Il me semble qu’ici on a le droit de commenter, y compris les articles avec lesquels on est en désaccord... Il me semble que ce genre de réflexion, très commune actuellement, nous emmène droit dans un cul de sac. J’en informe les lecteurs.
J’ai longtemps placé la réflexion au même plan que le vôtre, quand je lisais beaucoup de revues scientifique. Mais après réflexion, il me semble que cette démarche est illusoire : elle confine à rester dans l’imaginaire, à se perdre en hypothèses, et surtout... à ne jamais mettre la main à la moindre expérimentation physique.
Si on veut coller à la démarche hypothético-déductive, il faut se restreindre à ne faire que des hypothèses qui soient immédiatement vérifiables, par l’expérimentation. C’est ainsi que la science a progressé.
Si le racisme est de considérer qu’il y a différentes sortes d’humanités, qui vont par degré de l’animalité à l’humanité, alors je ne suis pas raciste : je considère que tous les hommes partagent la même essence, avec le même potentiel.
Si le racisme est de considérer qu’il peut exister certaines populations dont les moeurs me choquent et que je réprouve, alors, oui je suis raciste : - je suis raciste des populations cannibales, de celles qui pratiquent les sacrifices humains, de celles qui frappent leurs mômes pour des broutilles, de celles qui justifient le recours à la ruse, au mensonge, à la tromperie pour asservir d’autres populations.

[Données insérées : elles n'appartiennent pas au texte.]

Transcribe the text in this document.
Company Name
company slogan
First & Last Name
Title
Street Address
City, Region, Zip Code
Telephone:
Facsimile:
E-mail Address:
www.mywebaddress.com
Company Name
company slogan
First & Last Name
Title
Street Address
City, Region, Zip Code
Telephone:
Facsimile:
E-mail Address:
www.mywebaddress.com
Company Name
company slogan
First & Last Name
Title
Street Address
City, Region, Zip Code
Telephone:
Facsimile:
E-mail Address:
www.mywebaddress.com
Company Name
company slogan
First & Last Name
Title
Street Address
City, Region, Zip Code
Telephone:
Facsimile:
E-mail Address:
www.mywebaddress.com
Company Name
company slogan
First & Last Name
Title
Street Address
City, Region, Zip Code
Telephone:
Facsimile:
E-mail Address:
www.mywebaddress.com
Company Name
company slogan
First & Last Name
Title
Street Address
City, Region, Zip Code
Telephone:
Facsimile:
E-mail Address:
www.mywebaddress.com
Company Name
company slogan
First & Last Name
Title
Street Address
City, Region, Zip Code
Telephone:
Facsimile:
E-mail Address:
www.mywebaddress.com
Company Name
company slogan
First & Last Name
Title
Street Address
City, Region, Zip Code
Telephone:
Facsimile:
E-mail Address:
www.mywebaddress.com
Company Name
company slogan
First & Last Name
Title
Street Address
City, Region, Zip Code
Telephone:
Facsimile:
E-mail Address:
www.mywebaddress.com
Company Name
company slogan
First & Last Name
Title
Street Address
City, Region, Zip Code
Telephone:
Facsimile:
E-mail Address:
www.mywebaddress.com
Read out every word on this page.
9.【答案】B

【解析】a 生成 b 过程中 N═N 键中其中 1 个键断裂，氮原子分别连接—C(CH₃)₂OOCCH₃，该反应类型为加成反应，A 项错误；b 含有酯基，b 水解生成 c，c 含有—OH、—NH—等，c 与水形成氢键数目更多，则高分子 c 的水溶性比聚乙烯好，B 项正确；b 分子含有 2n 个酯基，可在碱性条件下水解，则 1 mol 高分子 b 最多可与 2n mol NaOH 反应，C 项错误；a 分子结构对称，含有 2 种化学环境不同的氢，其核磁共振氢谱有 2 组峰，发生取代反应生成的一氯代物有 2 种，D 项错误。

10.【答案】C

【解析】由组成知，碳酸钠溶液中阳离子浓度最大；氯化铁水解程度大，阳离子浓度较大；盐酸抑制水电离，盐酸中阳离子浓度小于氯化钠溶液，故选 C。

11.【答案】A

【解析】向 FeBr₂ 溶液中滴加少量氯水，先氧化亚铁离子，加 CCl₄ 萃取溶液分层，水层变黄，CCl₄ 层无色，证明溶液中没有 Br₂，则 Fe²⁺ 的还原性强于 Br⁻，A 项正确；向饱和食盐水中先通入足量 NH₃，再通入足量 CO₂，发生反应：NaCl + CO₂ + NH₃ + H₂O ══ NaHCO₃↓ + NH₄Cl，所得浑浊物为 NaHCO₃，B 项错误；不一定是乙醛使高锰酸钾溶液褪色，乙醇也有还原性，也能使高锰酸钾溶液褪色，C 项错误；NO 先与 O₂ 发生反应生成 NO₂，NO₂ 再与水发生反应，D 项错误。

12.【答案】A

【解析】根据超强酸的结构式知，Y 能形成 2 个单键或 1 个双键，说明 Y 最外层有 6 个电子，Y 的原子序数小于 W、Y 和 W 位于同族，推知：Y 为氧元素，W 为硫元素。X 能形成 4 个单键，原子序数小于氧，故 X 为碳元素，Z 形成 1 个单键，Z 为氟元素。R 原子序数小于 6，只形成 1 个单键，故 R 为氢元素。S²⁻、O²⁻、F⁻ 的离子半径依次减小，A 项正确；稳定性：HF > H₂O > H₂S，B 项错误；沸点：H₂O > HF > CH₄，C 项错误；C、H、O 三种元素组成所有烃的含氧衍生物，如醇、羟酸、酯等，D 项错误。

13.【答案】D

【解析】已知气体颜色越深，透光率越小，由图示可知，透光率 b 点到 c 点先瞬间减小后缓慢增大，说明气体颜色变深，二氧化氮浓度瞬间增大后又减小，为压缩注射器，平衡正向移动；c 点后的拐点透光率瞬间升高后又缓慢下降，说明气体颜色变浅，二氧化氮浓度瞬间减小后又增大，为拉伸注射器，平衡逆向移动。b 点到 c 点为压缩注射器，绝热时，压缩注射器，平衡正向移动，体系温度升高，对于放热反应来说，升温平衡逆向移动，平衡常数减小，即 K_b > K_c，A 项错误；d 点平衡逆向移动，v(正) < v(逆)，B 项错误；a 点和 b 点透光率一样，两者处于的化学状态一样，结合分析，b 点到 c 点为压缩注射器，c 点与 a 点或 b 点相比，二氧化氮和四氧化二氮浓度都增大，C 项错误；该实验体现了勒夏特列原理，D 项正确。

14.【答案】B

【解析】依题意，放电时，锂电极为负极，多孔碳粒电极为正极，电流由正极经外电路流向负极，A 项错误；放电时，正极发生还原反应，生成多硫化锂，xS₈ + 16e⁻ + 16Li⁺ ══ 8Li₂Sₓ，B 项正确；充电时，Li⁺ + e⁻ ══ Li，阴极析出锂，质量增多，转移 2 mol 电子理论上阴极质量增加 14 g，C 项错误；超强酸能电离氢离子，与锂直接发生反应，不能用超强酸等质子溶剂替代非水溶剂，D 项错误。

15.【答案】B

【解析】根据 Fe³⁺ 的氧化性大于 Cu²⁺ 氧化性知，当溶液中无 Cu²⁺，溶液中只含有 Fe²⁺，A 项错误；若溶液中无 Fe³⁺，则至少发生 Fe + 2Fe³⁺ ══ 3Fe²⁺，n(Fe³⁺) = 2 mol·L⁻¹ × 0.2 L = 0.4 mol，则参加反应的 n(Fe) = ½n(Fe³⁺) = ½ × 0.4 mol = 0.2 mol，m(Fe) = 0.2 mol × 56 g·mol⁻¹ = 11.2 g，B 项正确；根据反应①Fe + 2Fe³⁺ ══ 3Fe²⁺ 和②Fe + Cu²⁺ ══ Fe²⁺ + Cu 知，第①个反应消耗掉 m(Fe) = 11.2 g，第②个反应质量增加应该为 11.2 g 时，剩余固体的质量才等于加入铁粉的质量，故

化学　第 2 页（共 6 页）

Il y a des moeurs normalisées au sein des peuples. Lorsque deux peuples dont les normes morales divergent sont mis en coexistence, il s’en suit nécessairement des tensions politiques.
C’est bien la raison pour laquelle fut imaginé le droit des peuples à disposer d’eux-mêmes...
L’accès au « global » ne peut se faire que par l’Être et la Conscience.
Il peut surtout se faire par la synthèse... Mais commencer par la synthèse avant de s’être coltiné la variété des phénomènes particuliers, c’est irrationnel.
Tant que vous ne comprendrez pas que l’information (la forme interne) dans la matière est électrique, vous ne comprendrez jamais rien à rien, ni à la matière, ni à l’inertie, ni au vivant.